The most unique of all the medieval tournaments.
Marostica in Veneto, Italy

If you love the medieval tournaments, the Piazza degli Scacchi (Chess square) in Marostica , in the Italian region of Veneto, is famous for the chess game with living pawns (people and horses).

This show takes place every two years in September during even numbered years.

The living chess game

It’s a bit kind of different from the medieval tournaments usually performed in the Middle Ages, because it’s not about the performance of a chivalrous fight or such.

It’s instead a playful game of chess with living pawns with no battles.
The 2 hours in a highly suggestive medieval atmosfere is recreated thanks to over 550 walks-on wearing costumes of the time, tens of colorful gonfalons, fires, balls and ancient music.

The celebration draws its inspiration from an historical fact, which happened in 1454, when Marostica was part of the Republic of Venice.

The reenactement is so suggesting that even cities like Toronto in Canada, Stuttgart in Germany and a few others, have invited the Marostica actors to travel there and put on the show.

If you happen to be in Veneto in September of any even year, you might want to take a trip to the beautiful town of Marostica, so not to miss this famous ot its own type medieval tournament.

What’s the living chess game story about?

The performance takes place in the main square of Marostica called Piazza degli Scacchi, paved with the typical white and pink check board, made in Asiago stone.

Way back in 1454 two noble knights, the warriors Rinaldo and Vieri, fell in love at the same time with Lionora, the beautiful daughter of Taddeo Parisio, the Lord of the manor of Marostica.

As it was the custom in many medieval towns and villages, the two young men made the decision to fight in a duel.
But the Lord of the Manor, to avoid any bloodshed, forbad the duel and ordained that the two suitors had to fight in a much less bloody chess game.

The prize at stake was the wedding with Lionora.

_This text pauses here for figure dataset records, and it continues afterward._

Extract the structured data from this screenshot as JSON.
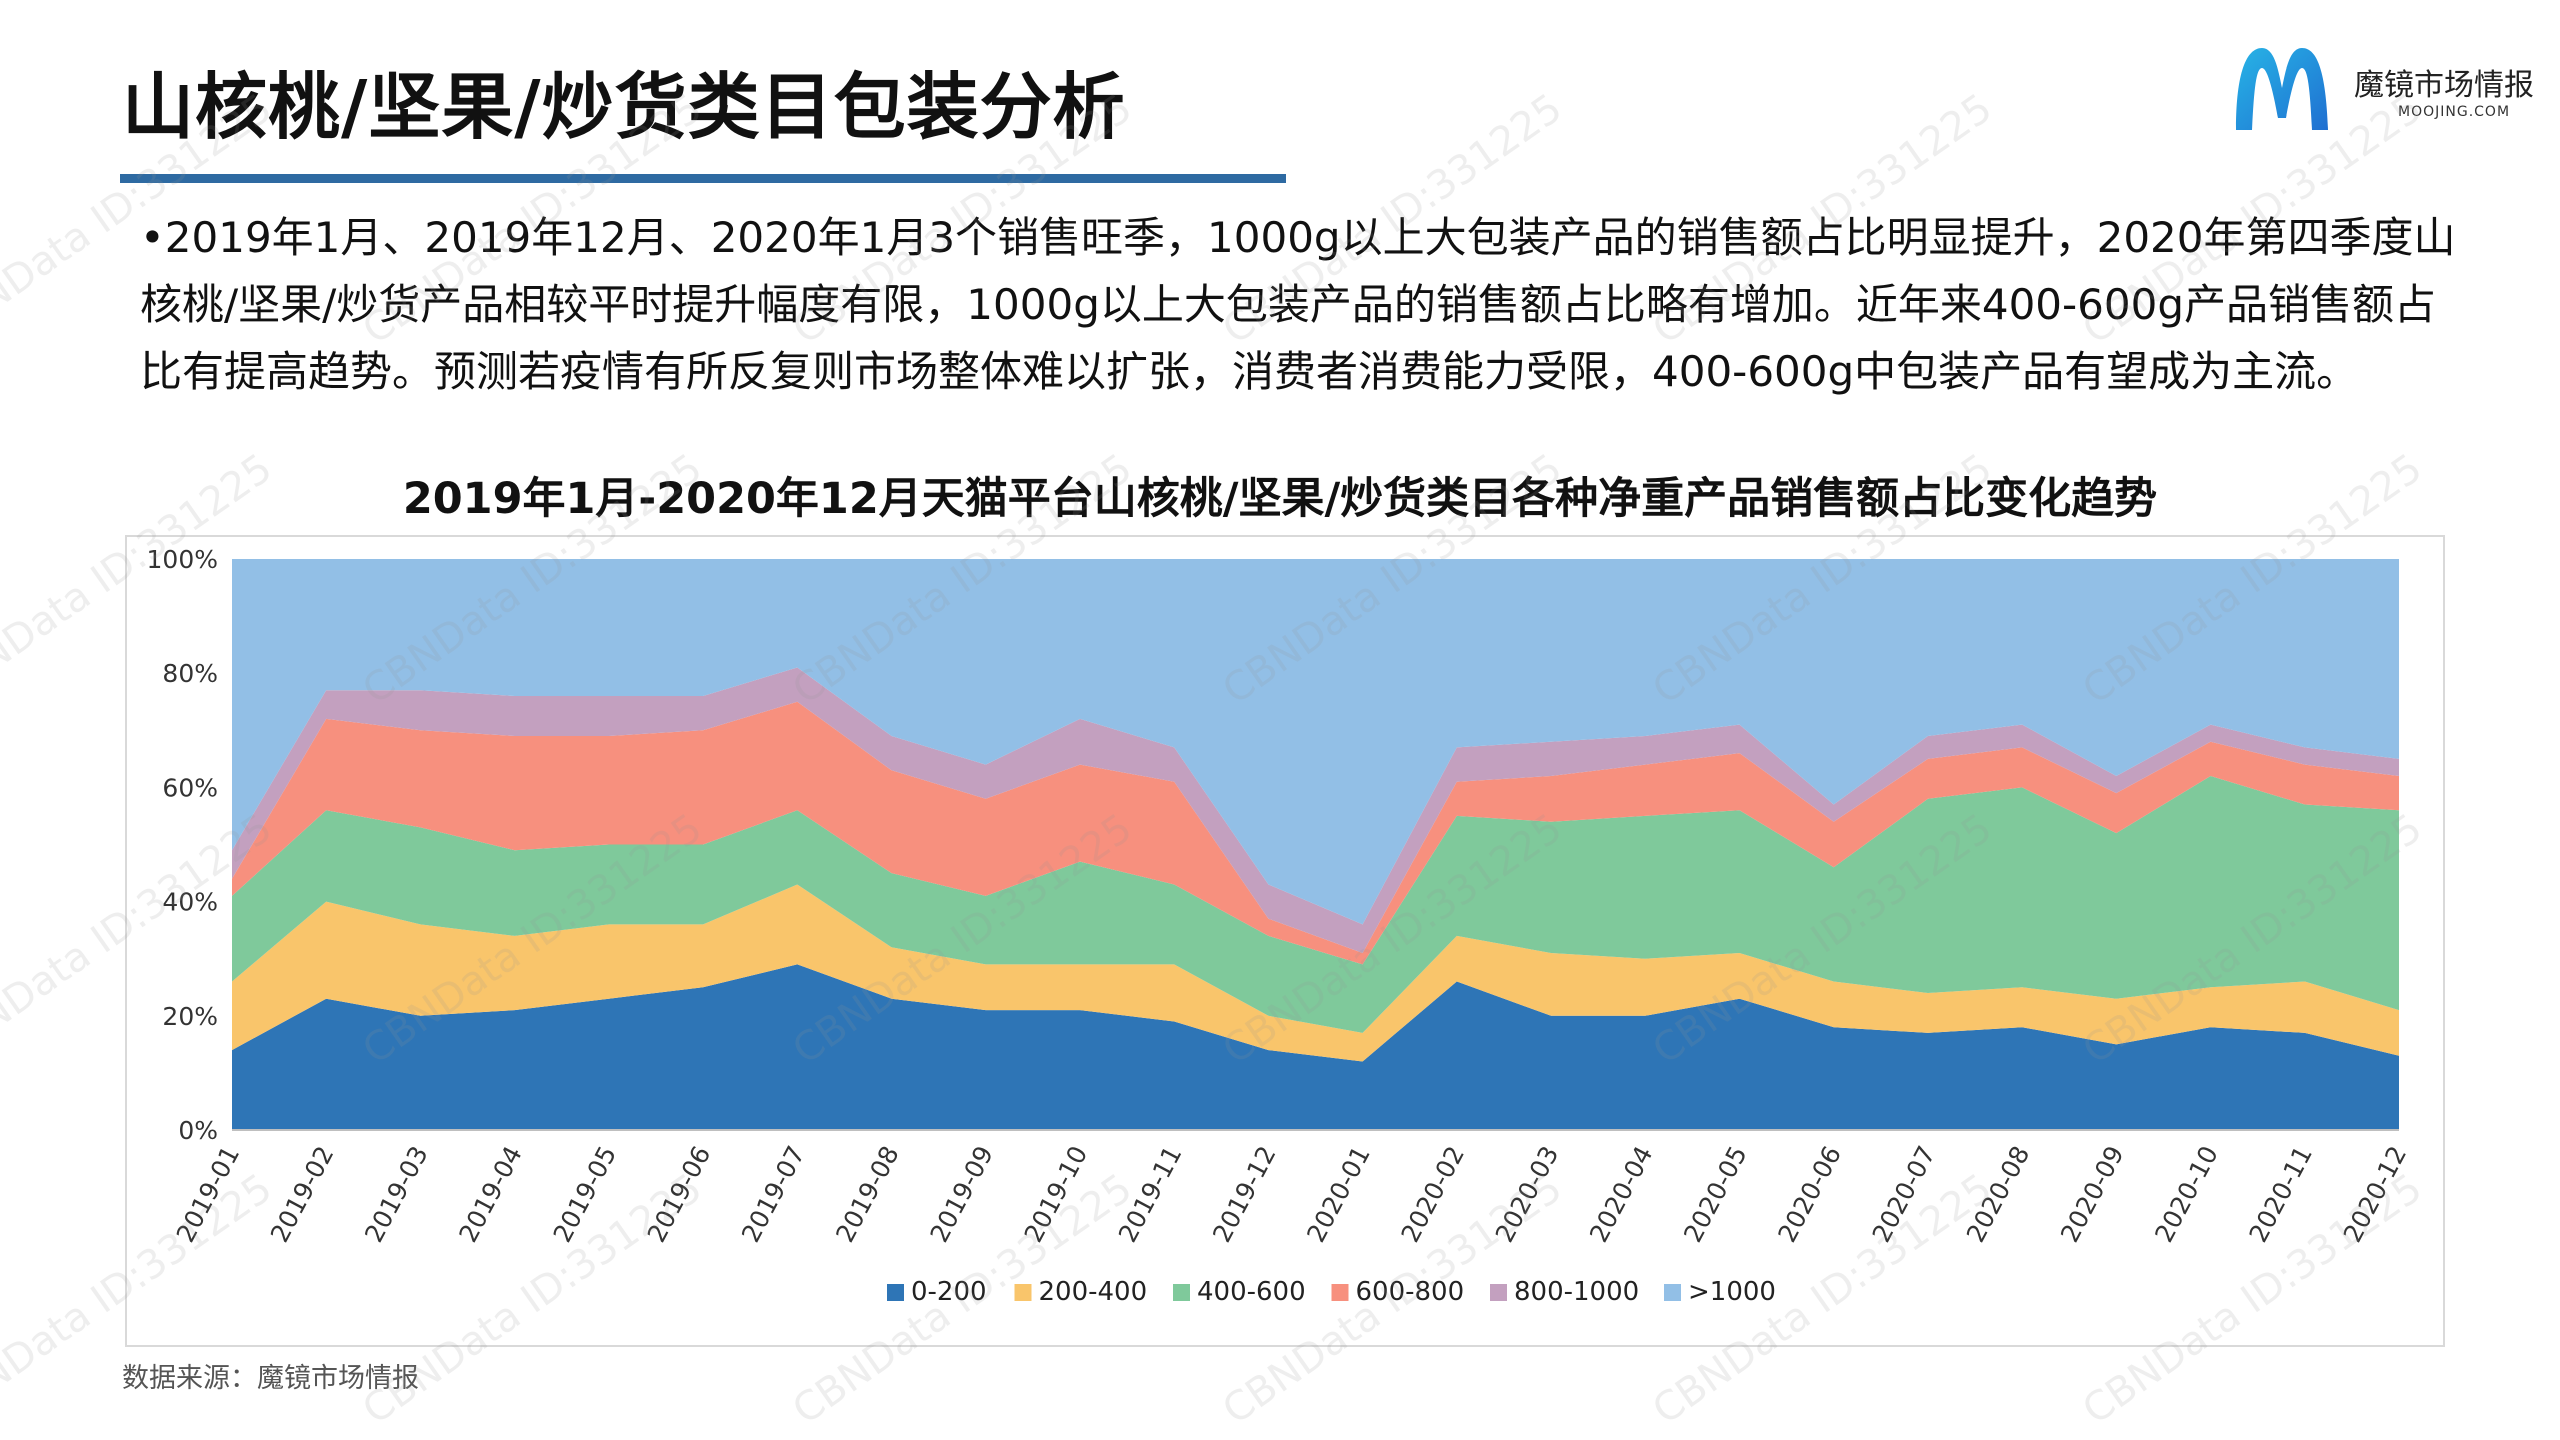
{
  "page": {
    "title": "山核桃/坚果/炒货类目包装分析",
    "brand_name": "魔镜市场情报",
    "brand_url": "MOOJING.COM",
    "paragraph": "•2019年1月、2019年12月、2020年1月3个销售旺季，1000g以上大包装产品的销售额占比明显提升，2020年第四季度山核桃/坚果/炒货产品相较平时提升幅度有限，1000g以上大包装产品的销售额占比略有增加。近年来400-600g产品销售额占比有提高趋势。预测若疫情有所反复则市场整体难以扩张，消费者消费能力受限，400-600g中包装产品有望成为主流。",
    "source": "数据来源：魔镜市场情报",
    "watermark": "CBNData ID:331225"
  },
  "chart_data": {
    "type": "area",
    "stacked": true,
    "title": "2019年1月-2020年12月天猫平台山核桃/坚果/炒货类目各种净重产品销售额占比变化趋势",
    "categories": [
      "2019-01",
      "2019-02",
      "2019-03",
      "2019-04",
      "2019-05",
      "2019-06",
      "2019-07",
      "2019-08",
      "2019-09",
      "2019-10",
      "2019-11",
      "2019-12",
      "2020-01",
      "2020-02",
      "2020-03",
      "2020-04",
      "2020-05",
      "2020-06",
      "2020-07",
      "2020-08",
      "2020-09",
      "2020-10",
      "2020-11",
      "2020-12"
    ],
    "ylim": [
      0,
      100
    ],
    "yticks": [
      "0%",
      "20%",
      "40%",
      "60%",
      "80%",
      "100%"
    ],
    "legend_position": "bottom",
    "grid": false,
    "series": [
      {
        "name": "0-200",
        "color": "#2e75b6",
        "values": [
          14,
          23,
          20,
          21,
          23,
          25,
          29,
          23,
          21,
          21,
          19,
          14,
          12,
          26,
          20,
          20,
          23,
          18,
          17,
          18,
          15,
          18,
          17,
          13
        ]
      },
      {
        "name": "200-400",
        "color": "#f9c56b",
        "values": [
          12,
          17,
          16,
          13,
          13,
          11,
          14,
          9,
          8,
          8,
          10,
          6,
          5,
          8,
          11,
          10,
          8,
          8,
          7,
          7,
          8,
          7,
          9,
          8
        ]
      },
      {
        "name": "400-600",
        "color": "#7fc99b",
        "values": [
          15,
          16,
          17,
          15,
          14,
          14,
          13,
          13,
          12,
          18,
          14,
          14,
          12,
          21,
          23,
          25,
          25,
          20,
          34,
          35,
          29,
          37,
          31,
          35
        ]
      },
      {
        "name": "600-800",
        "color": "#f7907e",
        "values": [
          3,
          16,
          17,
          20,
          19,
          20,
          19,
          18,
          17,
          17,
          18,
          3,
          2,
          6,
          8,
          9,
          10,
          8,
          7,
          7,
          7,
          6,
          7,
          6
        ]
      },
      {
        "name": "800-1000",
        "color": "#c3a0bf",
        "values": [
          5,
          5,
          7,
          7,
          7,
          6,
          6,
          6,
          6,
          8,
          6,
          6,
          5,
          6,
          6,
          5,
          5,
          3,
          4,
          4,
          3,
          3,
          3,
          3
        ]
      },
      {
        "name": ">1000",
        "color": "#92bfe6",
        "values": [
          51,
          23,
          23,
          24,
          24,
          24,
          19,
          31,
          36,
          28,
          33,
          57,
          64,
          33,
          32,
          31,
          29,
          43,
          31,
          29,
          38,
          29,
          33,
          35
        ]
      }
    ]
  }
}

The game had to be very particular and unique. The pawns were actually real in flesh and blood, with the two suitors outside the board ordering the living pawns the moves they were to perform.

The game ended up to be a playful event, a celebration day enlivened by parades of knights and foot soldiers, balls, music, jugglers and fires, with people of all types attending, from the peasant to the noble.

This living chess game which happened back in the Middle Ages was something of its own kind, different from the classical medieval tournaments taking place at the time throughout Europe, from England and Germany, to France.

What the real medieval tournaments were about

The difference between the playful Marostica game which took place back in 1454 and the other tournaments of the time hinges on the fact the the chess game was purely...a game, having no other goals than to replace a bloodshed with a joyful celebration.

About the very Middle Ages tournaments, at first, around the 10th century, it was about some harsh fights among knights, often mortal, as a pure demonstration of strenght or with training goals.
Often the winners divided the war chest, as they would in a real battle.

With time, the medieval tournaments became more and more regulated, and the battle, while keeping its training goals, turned into something less violent, with blunt weapons, kind of a fiction, with less violent fights.

Some scholars think that the word tournament originates from the fact that the knights used to turn around in a circle, kind of a dance, before starting the battle.